Crime Library: Criminal Minds and Methods

Biloxi Confidential

Robert Hallal's Story

Around the same time Leger was relating his story to investigators, another piece of the puzzle slipped into place. By this point, the investigation had added a new face to those looking for more clues to the double slaying, FBI Special Agent Keith Bell. His expertise and experience gave the investigation a much-needed boost and he would later play an even more pivotal role.

Keith Bell
Keith Bell

In October 1989 Bell received a call from an FBI agent in Baton Rouge, Louisiana. The agent told Bell another potential witness had secretly come forward: a convicted armed robber and recovering heroin addict named Robert Hallal. He had served twelve years of a fifty-year sentence at Angola and was involved with Nix's lonely hearts scam. Upon his parole in May 1987, Hallal claimed he had been offered a job upon release: kill a judge in Biloxi.

Bell and the Baton Rouge agent met with Hallal in St. Francisville, La., twenty miles from Angola to preserve the secrecy of the meeting. Accompanied by guards from the prison, where he had been returned following a conviction and 95-year sentence for armed robbery, Hallal related his story to the two agents.

Hallal said he had been the voice of many characters on the prison phone during the scam, and he also helped line up "road dogs" (runners) to pick up and deliver scam money. Hallal's ex-wife, Patricia, also had had a role in this end of the operation. As a reward for her complicity, Hallal told the agents, Mike Gillich had given her money to set up an X-rated video store in Mobile, Ala., where she also worked as a prostitute.

After his release, Hallal dumped his wife, moved in with her landlady, and began working the scam again for Nix — this time from the outside. In July 1987, Nix called him and, according to Humes' account of the conversation, Nix said, "I'd like for you to knock someone off for me. You know who my man is on the Gulf Coast, right? Go see Mr. Mike if you're interested."

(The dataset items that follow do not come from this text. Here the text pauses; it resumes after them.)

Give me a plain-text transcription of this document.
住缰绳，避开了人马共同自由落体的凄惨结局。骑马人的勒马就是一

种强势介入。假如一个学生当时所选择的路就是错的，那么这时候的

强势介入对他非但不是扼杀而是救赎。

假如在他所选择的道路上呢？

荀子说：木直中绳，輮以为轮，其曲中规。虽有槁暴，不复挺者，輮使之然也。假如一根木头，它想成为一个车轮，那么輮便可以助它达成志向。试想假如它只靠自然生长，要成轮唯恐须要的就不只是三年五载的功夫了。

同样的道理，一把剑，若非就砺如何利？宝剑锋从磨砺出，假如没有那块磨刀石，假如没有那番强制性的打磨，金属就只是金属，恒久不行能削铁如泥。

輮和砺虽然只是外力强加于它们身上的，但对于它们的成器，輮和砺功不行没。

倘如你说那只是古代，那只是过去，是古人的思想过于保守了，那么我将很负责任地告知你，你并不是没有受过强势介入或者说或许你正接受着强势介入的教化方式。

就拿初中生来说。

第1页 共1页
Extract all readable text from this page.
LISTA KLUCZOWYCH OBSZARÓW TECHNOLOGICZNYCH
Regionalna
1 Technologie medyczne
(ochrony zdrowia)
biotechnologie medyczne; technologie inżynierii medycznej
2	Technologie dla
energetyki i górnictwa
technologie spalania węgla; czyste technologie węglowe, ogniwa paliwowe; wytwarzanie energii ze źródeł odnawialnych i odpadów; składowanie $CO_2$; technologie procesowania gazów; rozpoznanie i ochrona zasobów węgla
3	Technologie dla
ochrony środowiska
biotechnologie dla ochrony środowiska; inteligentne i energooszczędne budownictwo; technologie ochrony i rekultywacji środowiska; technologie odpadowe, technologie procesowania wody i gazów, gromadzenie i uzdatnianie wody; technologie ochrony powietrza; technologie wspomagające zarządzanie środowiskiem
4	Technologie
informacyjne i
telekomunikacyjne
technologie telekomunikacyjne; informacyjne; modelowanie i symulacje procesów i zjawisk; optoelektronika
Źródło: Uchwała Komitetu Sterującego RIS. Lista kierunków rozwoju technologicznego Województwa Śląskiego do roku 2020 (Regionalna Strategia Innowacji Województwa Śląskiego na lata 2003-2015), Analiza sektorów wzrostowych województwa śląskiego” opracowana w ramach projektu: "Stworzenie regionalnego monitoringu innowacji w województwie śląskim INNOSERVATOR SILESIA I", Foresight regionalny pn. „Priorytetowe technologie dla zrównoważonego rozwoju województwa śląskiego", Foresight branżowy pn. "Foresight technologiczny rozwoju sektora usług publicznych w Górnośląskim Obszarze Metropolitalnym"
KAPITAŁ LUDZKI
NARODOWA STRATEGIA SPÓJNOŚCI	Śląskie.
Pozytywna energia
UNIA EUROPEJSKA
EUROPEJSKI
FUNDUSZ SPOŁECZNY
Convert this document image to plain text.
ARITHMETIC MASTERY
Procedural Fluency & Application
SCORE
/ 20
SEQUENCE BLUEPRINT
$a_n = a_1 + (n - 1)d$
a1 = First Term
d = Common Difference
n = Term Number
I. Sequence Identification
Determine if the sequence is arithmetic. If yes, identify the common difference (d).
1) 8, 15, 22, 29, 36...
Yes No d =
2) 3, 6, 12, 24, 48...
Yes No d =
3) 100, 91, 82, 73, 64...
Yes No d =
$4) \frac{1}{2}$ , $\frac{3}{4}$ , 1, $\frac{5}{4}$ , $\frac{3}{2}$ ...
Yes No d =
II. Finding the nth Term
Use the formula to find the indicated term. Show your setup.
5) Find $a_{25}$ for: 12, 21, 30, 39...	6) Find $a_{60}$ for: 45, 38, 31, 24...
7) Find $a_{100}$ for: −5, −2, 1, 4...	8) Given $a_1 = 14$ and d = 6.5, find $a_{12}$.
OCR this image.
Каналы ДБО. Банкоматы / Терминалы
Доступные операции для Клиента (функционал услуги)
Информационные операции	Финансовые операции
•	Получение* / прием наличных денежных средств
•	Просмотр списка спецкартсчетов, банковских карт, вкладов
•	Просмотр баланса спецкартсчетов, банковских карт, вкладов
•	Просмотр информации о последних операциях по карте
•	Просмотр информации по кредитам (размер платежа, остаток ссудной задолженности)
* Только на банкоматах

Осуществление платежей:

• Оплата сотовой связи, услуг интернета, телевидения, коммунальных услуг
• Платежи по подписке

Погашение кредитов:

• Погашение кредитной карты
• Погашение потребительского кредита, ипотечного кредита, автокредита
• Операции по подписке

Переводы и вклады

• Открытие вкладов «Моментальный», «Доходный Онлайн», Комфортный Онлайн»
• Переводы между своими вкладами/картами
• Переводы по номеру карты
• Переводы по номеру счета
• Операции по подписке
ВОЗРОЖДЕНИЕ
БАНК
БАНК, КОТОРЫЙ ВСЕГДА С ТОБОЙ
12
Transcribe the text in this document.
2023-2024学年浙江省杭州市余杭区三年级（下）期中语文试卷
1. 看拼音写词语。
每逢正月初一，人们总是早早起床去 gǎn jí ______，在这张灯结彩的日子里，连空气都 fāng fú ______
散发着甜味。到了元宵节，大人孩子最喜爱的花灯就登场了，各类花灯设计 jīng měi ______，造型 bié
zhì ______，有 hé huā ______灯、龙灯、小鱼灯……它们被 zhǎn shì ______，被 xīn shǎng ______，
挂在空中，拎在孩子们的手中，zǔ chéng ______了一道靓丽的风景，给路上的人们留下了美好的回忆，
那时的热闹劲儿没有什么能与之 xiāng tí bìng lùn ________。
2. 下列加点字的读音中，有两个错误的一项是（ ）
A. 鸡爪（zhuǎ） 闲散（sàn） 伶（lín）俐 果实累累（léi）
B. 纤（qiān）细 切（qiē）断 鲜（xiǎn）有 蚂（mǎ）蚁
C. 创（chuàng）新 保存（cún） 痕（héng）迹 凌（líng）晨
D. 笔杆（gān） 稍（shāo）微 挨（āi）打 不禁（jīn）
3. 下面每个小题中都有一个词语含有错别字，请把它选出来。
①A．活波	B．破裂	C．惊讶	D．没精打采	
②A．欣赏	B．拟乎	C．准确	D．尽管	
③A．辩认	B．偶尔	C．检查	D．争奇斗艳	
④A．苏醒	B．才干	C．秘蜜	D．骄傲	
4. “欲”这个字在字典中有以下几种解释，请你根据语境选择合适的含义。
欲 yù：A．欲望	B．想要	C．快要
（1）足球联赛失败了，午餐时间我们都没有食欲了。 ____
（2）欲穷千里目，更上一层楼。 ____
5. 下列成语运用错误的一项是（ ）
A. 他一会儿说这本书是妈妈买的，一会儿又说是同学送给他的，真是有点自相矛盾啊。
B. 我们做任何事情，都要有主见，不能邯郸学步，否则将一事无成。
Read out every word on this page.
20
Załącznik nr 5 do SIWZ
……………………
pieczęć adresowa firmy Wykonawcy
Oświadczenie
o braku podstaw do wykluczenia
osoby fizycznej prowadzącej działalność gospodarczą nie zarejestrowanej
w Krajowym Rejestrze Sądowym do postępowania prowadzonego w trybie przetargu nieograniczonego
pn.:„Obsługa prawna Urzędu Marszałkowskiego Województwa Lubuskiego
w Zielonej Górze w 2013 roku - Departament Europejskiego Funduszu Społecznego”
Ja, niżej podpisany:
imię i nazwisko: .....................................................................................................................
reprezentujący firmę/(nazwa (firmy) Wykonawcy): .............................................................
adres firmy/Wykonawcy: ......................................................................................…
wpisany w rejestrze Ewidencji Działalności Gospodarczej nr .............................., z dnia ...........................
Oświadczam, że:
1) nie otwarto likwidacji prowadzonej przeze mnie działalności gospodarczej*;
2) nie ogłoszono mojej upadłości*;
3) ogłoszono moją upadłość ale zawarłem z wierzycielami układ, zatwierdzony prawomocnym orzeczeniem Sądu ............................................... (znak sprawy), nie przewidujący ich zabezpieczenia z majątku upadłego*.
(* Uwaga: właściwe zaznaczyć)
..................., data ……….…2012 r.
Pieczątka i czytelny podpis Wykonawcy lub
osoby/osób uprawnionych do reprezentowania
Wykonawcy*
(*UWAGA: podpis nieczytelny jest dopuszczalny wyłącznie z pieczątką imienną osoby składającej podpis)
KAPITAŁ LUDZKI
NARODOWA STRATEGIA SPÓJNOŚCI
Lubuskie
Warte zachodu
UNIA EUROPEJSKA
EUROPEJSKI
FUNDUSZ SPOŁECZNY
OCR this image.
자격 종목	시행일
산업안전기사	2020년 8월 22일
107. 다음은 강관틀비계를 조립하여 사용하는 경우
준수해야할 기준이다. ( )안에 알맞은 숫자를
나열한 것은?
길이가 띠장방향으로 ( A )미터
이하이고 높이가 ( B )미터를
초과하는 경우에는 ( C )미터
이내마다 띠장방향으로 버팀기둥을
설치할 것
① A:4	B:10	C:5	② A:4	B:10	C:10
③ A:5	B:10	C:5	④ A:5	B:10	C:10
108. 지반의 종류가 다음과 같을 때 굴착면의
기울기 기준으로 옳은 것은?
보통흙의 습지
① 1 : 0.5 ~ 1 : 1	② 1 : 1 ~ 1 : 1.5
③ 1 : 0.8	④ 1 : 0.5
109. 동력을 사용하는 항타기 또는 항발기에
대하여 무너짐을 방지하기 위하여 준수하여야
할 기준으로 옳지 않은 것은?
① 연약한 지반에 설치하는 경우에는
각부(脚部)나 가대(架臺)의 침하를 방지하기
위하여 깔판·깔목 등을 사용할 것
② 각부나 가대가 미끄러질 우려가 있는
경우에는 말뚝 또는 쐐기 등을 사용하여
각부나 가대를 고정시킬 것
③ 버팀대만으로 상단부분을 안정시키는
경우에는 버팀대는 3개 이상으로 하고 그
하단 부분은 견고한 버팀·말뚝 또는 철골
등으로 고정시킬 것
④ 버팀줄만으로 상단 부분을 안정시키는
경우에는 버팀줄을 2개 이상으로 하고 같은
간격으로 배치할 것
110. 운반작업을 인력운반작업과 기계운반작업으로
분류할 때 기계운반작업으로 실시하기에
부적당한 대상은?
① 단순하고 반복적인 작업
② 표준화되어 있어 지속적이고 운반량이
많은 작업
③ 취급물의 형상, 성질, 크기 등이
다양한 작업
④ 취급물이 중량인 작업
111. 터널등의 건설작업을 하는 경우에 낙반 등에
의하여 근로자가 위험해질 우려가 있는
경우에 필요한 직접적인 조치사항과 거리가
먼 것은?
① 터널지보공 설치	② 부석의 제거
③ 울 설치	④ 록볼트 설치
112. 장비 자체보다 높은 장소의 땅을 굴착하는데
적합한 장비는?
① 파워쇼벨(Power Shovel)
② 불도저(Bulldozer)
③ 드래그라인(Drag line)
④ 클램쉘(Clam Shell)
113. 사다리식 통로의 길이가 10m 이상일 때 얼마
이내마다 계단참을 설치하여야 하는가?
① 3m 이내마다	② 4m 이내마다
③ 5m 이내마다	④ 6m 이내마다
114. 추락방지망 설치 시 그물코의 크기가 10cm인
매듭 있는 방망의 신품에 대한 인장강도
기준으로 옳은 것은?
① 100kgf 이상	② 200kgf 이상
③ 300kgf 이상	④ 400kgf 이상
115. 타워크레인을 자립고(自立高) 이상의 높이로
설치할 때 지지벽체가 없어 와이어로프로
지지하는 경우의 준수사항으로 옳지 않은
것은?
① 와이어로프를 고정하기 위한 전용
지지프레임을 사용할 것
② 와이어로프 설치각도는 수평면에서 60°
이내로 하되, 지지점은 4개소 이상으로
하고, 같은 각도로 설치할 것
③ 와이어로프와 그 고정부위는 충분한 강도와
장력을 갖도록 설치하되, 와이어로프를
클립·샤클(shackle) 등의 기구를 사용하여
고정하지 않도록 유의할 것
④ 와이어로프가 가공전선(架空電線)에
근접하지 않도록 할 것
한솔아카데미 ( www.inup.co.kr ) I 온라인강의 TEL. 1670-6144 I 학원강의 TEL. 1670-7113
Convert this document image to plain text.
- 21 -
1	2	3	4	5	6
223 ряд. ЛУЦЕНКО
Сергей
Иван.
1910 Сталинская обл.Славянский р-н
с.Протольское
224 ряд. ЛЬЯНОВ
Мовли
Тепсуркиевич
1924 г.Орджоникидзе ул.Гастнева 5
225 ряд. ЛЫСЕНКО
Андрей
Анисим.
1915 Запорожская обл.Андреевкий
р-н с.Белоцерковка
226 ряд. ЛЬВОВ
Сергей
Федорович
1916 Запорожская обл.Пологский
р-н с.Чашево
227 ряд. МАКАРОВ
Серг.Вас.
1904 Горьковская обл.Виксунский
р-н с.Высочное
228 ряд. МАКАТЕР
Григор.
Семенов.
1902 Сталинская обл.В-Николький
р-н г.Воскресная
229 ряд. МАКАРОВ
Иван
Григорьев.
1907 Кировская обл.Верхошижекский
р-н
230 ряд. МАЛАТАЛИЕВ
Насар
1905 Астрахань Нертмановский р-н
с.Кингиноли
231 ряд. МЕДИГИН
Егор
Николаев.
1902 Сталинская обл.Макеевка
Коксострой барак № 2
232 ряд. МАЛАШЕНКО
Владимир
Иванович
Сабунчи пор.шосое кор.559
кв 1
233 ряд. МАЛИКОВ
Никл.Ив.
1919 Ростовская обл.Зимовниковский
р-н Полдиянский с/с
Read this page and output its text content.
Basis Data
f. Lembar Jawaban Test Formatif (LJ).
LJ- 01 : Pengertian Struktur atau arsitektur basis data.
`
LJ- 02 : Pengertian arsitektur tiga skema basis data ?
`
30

Continuing his account for the agents, Hallal said he delivered an $11,000 payment for Nix to Gillich and received the details of the planned hit. Sherry's name wasn't mentioned but Hallal had balked at the suggestion of killing someone as publicly prominent as a judge. Gillich had allegedly insisted, telling Hallal that the job wouldn't be a problem "because someone from Georgia will mail you a pistol with a silencer." Although the conversation had ended with Hallal's continued refusal to do the job, the two agents concluded he was talking about John Ransom, who was from Georgia. The revelation placed Gillich squarely in the thick of the conspiracy to kill the Sherrys.

Soon afterward, other witnesses were interviewed who largely corroborated Hallal's story; at least as far as his whereabouts during the time period he had related was concerned. These witnesses included the two women who accompanied Hallal to Biloxi with the $11,000: his girlfriend Alice Powers and Nix's estranged wife, Kellye Dawn Nix. Another witness and Nix accomplice, Bob Wright, was questioned, and his account had LaRa Sharpe delivering the possible murder weapon to Mike Gillich. Wright's story to the agents was brief but enough to implicate LaRa, not only in the scams, but also in a murder conspiracy.

The final witness mentioned by Hallal was questioned in the gaudily furnished cathouse she ran just outside Mobile: his ex-wife Patricia. Admitting complicity in Nix's scams and having acted as a runner with the money, she told Cook and Bell, "Bob Hallal is a lying sonofabitch, but he told you the truth on this one."